Après le TER, l’Etat se lance dans le BRT pour 296 milliards de FCFA

Bus-Rapid-Transit

Après l’ambitieux projet Train express régional en 2017, le gouvernement sénégalais a lancé ce mardi, le projet du Bus Rapid Transit (BRT) dont le coût global est estimé à 296 milliards de francs CFA. Objectif : destiné à fluidifier la circulation dans la capitale sénégalaise, a constaté APA.

Avec des bus circulant sur des voies propres, le BRT, encore appelé « Bus rapides sur voies réservées » ambitionne de réduire de moitié le temps de parcours entre Guédiawaye (banlieue dakaroise) et le Centre-ville. Ainsi, le temps de parcours va passer de 90 à 45 minutes « dans des conditions de confort, de sécurité et de régularité substantiellement améliorées », selon le ministère des Transports.

Ce projet qui bénéficie du plus important financement de l’histoire de la Banque mondiale au Sénégal (184 milliards de FCFA), selon la représentante résidente de l’institution financière à Dakar, permettra de transporter 300 000 passagers par jour dont 27 000 aux heures de pointe.

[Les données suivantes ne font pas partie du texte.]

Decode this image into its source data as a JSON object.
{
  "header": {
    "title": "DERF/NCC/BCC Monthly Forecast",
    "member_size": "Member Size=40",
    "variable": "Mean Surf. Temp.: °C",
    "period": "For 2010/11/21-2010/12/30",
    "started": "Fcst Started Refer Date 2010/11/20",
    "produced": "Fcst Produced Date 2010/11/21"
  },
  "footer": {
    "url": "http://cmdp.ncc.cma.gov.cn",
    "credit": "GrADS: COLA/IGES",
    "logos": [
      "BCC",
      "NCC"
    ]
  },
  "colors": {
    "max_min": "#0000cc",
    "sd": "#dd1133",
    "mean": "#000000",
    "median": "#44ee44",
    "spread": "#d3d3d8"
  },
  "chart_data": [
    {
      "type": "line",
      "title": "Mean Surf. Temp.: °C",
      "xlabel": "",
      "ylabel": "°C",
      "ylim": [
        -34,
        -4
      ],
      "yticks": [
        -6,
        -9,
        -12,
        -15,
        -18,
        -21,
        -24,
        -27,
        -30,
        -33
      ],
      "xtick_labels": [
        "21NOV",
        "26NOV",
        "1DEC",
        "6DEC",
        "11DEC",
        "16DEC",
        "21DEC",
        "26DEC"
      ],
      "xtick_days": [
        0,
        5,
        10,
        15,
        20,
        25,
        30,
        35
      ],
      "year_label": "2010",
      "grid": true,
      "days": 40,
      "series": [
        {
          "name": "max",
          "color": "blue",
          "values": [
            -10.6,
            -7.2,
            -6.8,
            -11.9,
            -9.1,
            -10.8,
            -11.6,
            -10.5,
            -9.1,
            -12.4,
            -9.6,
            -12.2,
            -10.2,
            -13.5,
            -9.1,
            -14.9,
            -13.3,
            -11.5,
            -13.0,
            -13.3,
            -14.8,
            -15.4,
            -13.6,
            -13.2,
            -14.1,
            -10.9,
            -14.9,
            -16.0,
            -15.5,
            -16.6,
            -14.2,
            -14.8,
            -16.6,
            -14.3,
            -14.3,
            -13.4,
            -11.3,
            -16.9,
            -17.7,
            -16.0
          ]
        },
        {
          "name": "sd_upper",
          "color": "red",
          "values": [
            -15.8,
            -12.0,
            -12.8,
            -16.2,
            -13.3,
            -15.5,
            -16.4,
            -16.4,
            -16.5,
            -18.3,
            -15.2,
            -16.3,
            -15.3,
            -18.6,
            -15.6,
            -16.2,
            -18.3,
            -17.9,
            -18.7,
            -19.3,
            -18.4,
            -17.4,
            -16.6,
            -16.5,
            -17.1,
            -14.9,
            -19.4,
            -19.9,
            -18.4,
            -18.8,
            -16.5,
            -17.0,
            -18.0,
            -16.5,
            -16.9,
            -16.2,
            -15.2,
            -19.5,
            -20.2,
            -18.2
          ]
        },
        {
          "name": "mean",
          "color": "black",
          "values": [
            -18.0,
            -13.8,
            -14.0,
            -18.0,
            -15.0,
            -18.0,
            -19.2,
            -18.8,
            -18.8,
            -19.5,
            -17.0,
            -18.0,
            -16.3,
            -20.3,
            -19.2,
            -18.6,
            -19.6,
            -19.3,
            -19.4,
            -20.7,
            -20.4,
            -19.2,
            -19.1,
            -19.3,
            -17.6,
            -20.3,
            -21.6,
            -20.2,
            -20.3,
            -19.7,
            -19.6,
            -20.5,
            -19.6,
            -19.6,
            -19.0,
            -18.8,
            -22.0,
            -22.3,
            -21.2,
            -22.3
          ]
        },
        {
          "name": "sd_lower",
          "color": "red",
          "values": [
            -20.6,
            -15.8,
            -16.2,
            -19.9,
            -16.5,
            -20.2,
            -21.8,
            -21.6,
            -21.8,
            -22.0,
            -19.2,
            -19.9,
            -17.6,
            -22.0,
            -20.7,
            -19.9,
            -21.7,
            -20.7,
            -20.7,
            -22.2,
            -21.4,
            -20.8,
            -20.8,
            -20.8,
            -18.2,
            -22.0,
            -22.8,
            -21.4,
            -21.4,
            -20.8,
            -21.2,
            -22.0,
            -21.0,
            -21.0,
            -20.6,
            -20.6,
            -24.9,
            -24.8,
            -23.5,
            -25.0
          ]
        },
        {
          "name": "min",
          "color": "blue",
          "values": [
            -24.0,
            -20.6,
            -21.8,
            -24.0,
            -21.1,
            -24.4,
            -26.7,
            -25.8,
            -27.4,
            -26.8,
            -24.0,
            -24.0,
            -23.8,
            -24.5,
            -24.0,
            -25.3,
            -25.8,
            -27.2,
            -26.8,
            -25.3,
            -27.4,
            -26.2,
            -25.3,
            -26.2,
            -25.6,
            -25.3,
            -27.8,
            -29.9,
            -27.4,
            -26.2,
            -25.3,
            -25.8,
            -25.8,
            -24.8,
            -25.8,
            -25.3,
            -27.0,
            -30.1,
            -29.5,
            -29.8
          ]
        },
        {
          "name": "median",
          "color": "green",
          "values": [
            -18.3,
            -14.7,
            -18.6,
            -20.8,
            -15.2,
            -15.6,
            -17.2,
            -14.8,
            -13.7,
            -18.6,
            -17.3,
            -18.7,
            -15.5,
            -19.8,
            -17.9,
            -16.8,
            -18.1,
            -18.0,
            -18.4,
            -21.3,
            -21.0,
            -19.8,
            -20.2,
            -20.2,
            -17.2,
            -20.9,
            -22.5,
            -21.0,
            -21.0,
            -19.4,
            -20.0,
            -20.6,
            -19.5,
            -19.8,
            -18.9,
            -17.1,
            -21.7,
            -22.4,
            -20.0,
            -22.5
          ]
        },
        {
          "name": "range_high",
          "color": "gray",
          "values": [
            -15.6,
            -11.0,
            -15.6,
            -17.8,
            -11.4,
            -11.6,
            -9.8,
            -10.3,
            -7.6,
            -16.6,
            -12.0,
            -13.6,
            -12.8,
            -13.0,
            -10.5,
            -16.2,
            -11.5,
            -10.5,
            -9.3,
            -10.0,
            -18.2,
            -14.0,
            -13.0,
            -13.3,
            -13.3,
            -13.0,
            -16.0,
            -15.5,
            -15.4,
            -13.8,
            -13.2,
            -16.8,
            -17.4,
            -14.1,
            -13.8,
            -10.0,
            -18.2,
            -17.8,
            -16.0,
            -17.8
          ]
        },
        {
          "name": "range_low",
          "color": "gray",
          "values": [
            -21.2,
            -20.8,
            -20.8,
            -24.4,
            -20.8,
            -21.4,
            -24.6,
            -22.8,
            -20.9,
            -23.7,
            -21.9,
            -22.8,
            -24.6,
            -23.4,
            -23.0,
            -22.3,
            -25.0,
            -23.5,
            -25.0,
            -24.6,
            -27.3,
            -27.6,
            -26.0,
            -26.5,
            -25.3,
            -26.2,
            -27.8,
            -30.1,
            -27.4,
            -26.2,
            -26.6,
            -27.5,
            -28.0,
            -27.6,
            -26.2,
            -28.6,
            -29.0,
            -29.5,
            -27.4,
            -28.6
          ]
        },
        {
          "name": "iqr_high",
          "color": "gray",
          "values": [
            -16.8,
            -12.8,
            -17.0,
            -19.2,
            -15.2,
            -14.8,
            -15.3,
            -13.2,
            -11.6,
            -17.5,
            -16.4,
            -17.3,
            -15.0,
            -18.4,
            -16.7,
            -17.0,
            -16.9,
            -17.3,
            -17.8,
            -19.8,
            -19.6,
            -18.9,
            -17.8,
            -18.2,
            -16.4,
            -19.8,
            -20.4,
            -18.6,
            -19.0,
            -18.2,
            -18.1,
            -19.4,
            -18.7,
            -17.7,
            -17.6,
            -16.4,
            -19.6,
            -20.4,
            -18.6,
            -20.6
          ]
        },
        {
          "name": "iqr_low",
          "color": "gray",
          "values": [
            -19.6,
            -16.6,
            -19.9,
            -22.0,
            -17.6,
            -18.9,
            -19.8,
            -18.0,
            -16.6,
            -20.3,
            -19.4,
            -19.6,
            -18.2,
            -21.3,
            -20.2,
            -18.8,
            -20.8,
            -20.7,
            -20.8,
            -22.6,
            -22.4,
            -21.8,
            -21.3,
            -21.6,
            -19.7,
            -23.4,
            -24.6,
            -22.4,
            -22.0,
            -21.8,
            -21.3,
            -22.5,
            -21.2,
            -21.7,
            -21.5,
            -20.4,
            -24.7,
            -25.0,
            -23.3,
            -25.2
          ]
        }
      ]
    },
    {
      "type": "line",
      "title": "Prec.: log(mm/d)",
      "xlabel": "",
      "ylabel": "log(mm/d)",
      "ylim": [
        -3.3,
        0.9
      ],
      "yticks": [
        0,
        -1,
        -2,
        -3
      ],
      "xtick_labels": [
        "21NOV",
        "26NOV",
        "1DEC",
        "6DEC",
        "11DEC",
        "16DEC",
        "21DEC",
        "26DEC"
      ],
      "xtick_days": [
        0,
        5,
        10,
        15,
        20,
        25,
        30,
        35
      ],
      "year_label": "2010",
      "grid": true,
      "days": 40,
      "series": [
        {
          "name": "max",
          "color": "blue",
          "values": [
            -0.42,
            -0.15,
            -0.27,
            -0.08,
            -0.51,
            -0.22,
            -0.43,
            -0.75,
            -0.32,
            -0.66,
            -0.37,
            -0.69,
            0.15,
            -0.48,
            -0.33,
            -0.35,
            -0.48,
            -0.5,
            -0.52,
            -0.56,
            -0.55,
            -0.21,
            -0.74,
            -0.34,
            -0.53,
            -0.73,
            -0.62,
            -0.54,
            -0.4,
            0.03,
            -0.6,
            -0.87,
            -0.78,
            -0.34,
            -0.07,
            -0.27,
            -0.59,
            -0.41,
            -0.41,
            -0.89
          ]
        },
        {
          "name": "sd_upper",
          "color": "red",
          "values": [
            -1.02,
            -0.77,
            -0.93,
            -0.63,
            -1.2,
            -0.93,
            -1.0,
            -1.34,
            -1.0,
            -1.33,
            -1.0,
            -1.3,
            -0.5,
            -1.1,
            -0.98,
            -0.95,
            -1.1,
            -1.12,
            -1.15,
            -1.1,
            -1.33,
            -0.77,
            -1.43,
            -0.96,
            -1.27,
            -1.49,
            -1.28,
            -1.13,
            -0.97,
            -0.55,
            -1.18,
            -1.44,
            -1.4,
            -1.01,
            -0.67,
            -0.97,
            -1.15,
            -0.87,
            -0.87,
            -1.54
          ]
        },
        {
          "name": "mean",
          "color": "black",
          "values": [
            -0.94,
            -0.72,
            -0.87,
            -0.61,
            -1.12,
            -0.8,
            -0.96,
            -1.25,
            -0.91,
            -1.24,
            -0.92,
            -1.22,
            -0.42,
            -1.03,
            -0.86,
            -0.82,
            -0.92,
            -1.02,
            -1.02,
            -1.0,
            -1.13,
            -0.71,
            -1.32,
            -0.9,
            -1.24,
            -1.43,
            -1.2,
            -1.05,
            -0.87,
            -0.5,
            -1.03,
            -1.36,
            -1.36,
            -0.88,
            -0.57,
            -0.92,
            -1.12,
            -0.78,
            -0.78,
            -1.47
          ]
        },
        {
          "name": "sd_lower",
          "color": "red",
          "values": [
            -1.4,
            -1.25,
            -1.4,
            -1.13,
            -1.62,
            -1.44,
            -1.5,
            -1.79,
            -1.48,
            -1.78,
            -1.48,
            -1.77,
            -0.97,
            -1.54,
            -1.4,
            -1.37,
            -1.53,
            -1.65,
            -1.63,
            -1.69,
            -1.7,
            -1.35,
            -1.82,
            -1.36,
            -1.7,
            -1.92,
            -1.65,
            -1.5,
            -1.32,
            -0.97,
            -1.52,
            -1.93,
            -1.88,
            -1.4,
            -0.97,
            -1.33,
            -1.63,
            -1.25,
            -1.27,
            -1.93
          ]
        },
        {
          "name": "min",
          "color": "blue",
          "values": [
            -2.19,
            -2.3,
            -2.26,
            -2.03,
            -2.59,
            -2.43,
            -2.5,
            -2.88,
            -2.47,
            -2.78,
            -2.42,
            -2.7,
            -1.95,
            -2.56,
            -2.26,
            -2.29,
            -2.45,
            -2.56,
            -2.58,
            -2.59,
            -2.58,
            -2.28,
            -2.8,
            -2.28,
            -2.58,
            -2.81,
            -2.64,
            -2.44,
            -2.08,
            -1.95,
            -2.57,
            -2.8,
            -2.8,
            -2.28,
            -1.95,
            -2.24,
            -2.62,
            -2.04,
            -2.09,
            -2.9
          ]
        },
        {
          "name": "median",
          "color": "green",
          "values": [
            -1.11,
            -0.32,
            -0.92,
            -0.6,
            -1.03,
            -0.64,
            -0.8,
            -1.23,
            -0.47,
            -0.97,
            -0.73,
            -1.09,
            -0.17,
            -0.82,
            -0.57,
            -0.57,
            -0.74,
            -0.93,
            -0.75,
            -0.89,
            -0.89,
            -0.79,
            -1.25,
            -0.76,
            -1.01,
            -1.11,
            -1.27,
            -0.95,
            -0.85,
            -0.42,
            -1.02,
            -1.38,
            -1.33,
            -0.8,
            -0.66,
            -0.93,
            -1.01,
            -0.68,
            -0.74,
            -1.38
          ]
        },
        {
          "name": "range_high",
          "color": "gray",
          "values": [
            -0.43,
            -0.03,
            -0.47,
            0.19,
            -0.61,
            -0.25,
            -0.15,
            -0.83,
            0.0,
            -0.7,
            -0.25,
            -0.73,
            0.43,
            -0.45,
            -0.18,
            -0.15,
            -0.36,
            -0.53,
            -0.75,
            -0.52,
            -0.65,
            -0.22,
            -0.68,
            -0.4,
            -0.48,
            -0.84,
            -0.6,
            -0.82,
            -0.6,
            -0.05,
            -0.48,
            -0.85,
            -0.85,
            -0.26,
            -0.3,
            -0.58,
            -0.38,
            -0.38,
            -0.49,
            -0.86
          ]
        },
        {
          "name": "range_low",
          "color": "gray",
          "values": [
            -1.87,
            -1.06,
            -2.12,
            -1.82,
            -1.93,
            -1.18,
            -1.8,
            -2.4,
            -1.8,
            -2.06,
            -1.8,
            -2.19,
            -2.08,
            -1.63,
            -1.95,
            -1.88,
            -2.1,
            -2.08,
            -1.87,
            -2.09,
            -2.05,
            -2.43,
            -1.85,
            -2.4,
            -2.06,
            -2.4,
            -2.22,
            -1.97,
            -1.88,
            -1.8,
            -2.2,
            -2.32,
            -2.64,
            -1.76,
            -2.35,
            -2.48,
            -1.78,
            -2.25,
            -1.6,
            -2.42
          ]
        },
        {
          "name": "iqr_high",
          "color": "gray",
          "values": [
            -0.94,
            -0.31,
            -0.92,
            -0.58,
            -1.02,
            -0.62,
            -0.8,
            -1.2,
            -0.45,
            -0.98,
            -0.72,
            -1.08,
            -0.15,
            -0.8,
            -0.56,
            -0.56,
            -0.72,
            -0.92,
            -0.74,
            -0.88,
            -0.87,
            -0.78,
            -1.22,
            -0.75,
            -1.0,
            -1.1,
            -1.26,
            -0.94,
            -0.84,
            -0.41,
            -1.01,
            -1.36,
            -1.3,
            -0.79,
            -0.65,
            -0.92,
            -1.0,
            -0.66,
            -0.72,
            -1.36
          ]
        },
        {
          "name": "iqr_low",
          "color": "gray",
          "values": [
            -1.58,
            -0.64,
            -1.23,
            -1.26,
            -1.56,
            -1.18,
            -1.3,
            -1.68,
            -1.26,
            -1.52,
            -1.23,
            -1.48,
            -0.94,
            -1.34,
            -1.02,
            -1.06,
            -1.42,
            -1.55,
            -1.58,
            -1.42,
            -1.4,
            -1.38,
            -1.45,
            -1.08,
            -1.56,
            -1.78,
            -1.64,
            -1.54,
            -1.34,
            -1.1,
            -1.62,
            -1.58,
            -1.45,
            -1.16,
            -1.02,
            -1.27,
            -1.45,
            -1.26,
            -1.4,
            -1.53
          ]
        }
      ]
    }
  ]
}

« Cela contribuera à réduire la dépendance à l’égard des voitures particulières et augmenter la part des transports publics dans la ville très encombrée de Dakar », a souligné Philippe Brown, représentant de la Banque européenne d’investissement (BEI) qui participe pour plus de 52 milliards de FCFA au financement de ce projet.

Le BRT comprendra trois grands terminaux de passagers et vingt-trois stations ainsi qu’une fourniture d’un parc de bus et d’un système de transport intelligent repartis tout le long des 14 communes que vont desservir les bus de rabattement du projet, a ajouté M. Brown.

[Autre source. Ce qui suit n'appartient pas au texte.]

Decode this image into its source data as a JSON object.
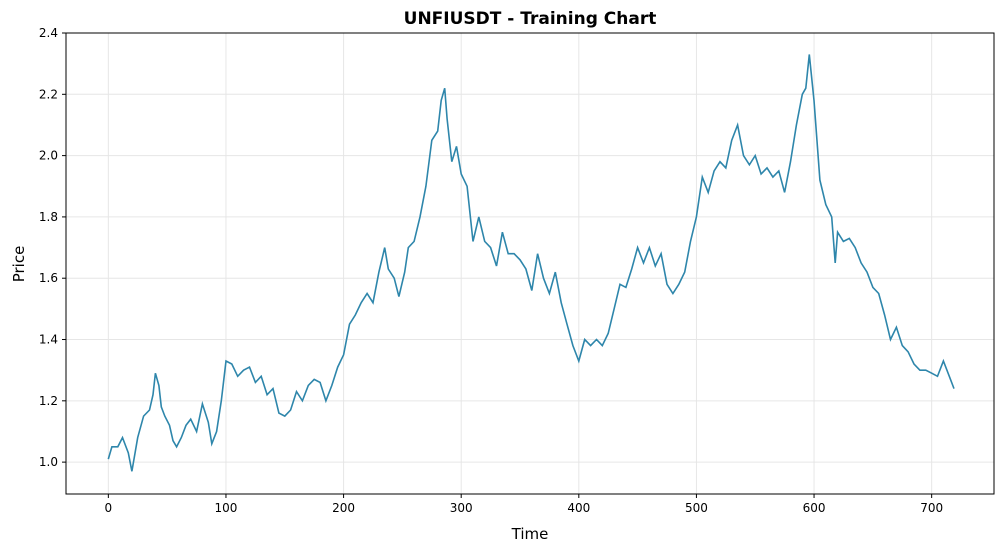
{
  "chart_data": {
    "type": "line",
    "title": "UNFIUSDT - Training Chart",
    "xlabel": "Time",
    "ylabel": "Price",
    "x": [
      0,
      3,
      8,
      12,
      17,
      20,
      25,
      30,
      35,
      38,
      40,
      43,
      45,
      48,
      52,
      55,
      58,
      62,
      66,
      70,
      75,
      80,
      85,
      88,
      92,
      96,
      100,
      105,
      110,
      115,
      120,
      125,
      130,
      135,
      140,
      145,
      150,
      155,
      160,
      165,
      170,
      175,
      180,
      185,
      190,
      195,
      200,
      205,
      210,
      215,
      220,
      225,
      230,
      235,
      238,
      243,
      247,
      252,
      255,
      260,
      265,
      270,
      275,
      280,
      283,
      286,
      288,
      292,
      296,
      300,
      305,
      310,
      315,
      320,
      325,
      330,
      335,
      340,
      345,
      350,
      355,
      360,
      365,
      370,
      375,
      380,
      385,
      390,
      395,
      400,
      405,
      410,
      415,
      420,
      425,
      430,
      435,
      440,
      445,
      450,
      455,
      460,
      465,
      470,
      475,
      480,
      485,
      490,
      495,
      500,
      505,
      510,
      515,
      520,
      525,
      530,
      535,
      540,
      545,
      550,
      555,
      560,
      565,
      570,
      575,
      580,
      585,
      590,
      593,
      596,
      600,
      605,
      610,
      615,
      618,
      620,
      625,
      630,
      635,
      640,
      645,
      650,
      655,
      660,
      665,
      670,
      675,
      680,
      685,
      690,
      695,
      700,
      705,
      710,
      715,
      719
    ],
    "series": [
      {
        "name": "Price",
        "color": "#2e86ab",
        "values": [
          1.01,
          1.05,
          1.05,
          1.08,
          1.03,
          0.97,
          1.08,
          1.15,
          1.17,
          1.22,
          1.29,
          1.25,
          1.18,
          1.15,
          1.12,
          1.07,
          1.05,
          1.08,
          1.12,
          1.14,
          1.1,
          1.19,
          1.13,
          1.06,
          1.1,
          1.2,
          1.33,
          1.32,
          1.28,
          1.3,
          1.31,
          1.26,
          1.28,
          1.22,
          1.24,
          1.16,
          1.15,
          1.17,
          1.23,
          1.2,
          1.25,
          1.27,
          1.26,
          1.2,
          1.25,
          1.31,
          1.35,
          1.45,
          1.48,
          1.52,
          1.55,
          1.52,
          1.62,
          1.7,
          1.63,
          1.6,
          1.54,
          1.62,
          1.7,
          1.72,
          1.8,
          1.9,
          2.05,
          2.08,
          2.18,
          2.22,
          2.12,
          1.98,
          2.03,
          1.94,
          1.9,
          1.72,
          1.8,
          1.72,
          1.7,
          1.64,
          1.75,
          1.68,
          1.68,
          1.66,
          1.63,
          1.56,
          1.68,
          1.6,
          1.55,
          1.62,
          1.52,
          1.45,
          1.38,
          1.33,
          1.4,
          1.38,
          1.4,
          1.38,
          1.42,
          1.5,
          1.58,
          1.57,
          1.63,
          1.7,
          1.65,
          1.7,
          1.64,
          1.68,
          1.58,
          1.55,
          1.58,
          1.62,
          1.72,
          1.8,
          1.93,
          1.88,
          1.95,
          1.98,
          1.96,
          2.05,
          2.1,
          2.0,
          1.97,
          2.0,
          1.94,
          1.96,
          1.93,
          1.95,
          1.88,
          1.98,
          2.1,
          2.2,
          2.22,
          2.33,
          2.18,
          1.92,
          1.84,
          1.8,
          1.65,
          1.75,
          1.72,
          1.73,
          1.7,
          1.65,
          1.62,
          1.57,
          1.55,
          1.48,
          1.4,
          1.44,
          1.38,
          1.36,
          1.32,
          1.3,
          1.3,
          1.29,
          1.28,
          1.33,
          1.28,
          1.24
        ]
      }
    ],
    "xlim": [
      -36,
      753
    ],
    "ylim": [
      0.896,
      2.4
    ],
    "xticks": [
      0,
      100,
      200,
      300,
      400,
      500,
      600,
      700
    ],
    "yticks": [
      {
        "value": 1.0,
        "label": "1.0"
      },
      {
        "value": 1.2,
        "label": "1.2"
      },
      {
        "value": 1.4,
        "label": "1.4"
      },
      {
        "value": 1.6,
        "label": "1.6"
      },
      {
        "value": 1.8,
        "label": "1.8"
      },
      {
        "value": 2.0,
        "label": "2.0"
      },
      {
        "value": 2.2,
        "label": "2.2"
      },
      {
        "value": 2.4,
        "label": "2.4"
      }
    ],
    "grid": true
  }
}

Premier projet du genre en Afrique francophone et le premier PPP en transports urbains au Sénégal, le projet BRT prend en charge la question écologique avec des stations à panneaux solaires, des bus moins polluants grâce à l’introduction d’une qualité de diesel aux standards internationaux et une expérimentation en vue de bus hybride ou électriques.

Par ailleurs, il est prévu l’installation d’une station de mesure de la qualité de l’air supplémentaire pour renforcer le dispositif de surveillance de la pollution de l’air avec le Centre de gestion de la qualité de l’air.

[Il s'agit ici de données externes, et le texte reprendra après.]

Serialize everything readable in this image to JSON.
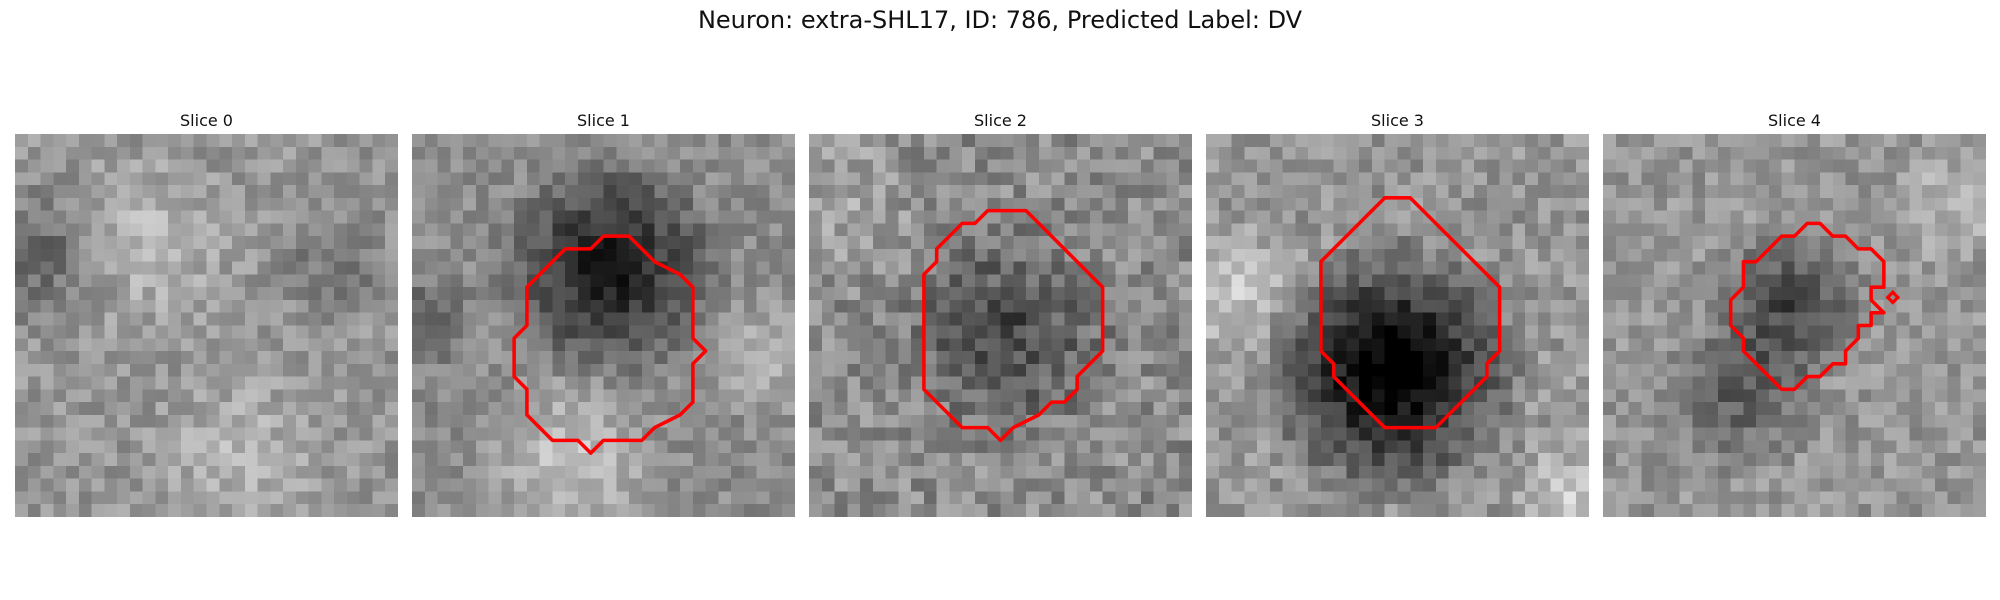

« Le Bus Rapid Transit ne va pas se substituer au transport existant, il va, au contraire, s’intégrer au réseau de transport existant et va permettre aux opérateurs locaux de prendre des participations au capital de l’opérateur du BRT », a soutenu la représentante résidente de la Banque mondiale au Sénégal, Louise Cord.

Il va permettre la mise en place d’une tarification intégrée permettant de passer d’un mode de transport à l’autre avec le même ticket, a précisé Mme Cord.

Un plan d’actions de réinstallation est mis en place pour éviter, dans la mesure du possible, la destruction des biens, minimiser, autant que possible les déplacements involontaires et indemniser les personnes affectées « de manière juste, équitable et préalable » pour compenser les pertes subies par ces dernières du fait du projet BRT, a indiqué le directeur général du Conseil exécutif des transports urbains de Dakar, Thierno Birahim Aw.

Le BRT va aussi permettre à 69% des résidents de Dakar d’accéder au Centre-ville en moins d’une heure en transport publics contre 57% aujourd’hui. Ils bénéficieront également d’un système de transport moins polluant, a expliqué le ministre des Transports terrestres, Abdoulaye Daouda Diallo.

Le début des travaux est prévu pour le premier trimestre de l’année 2019 et devrait durer trente mois.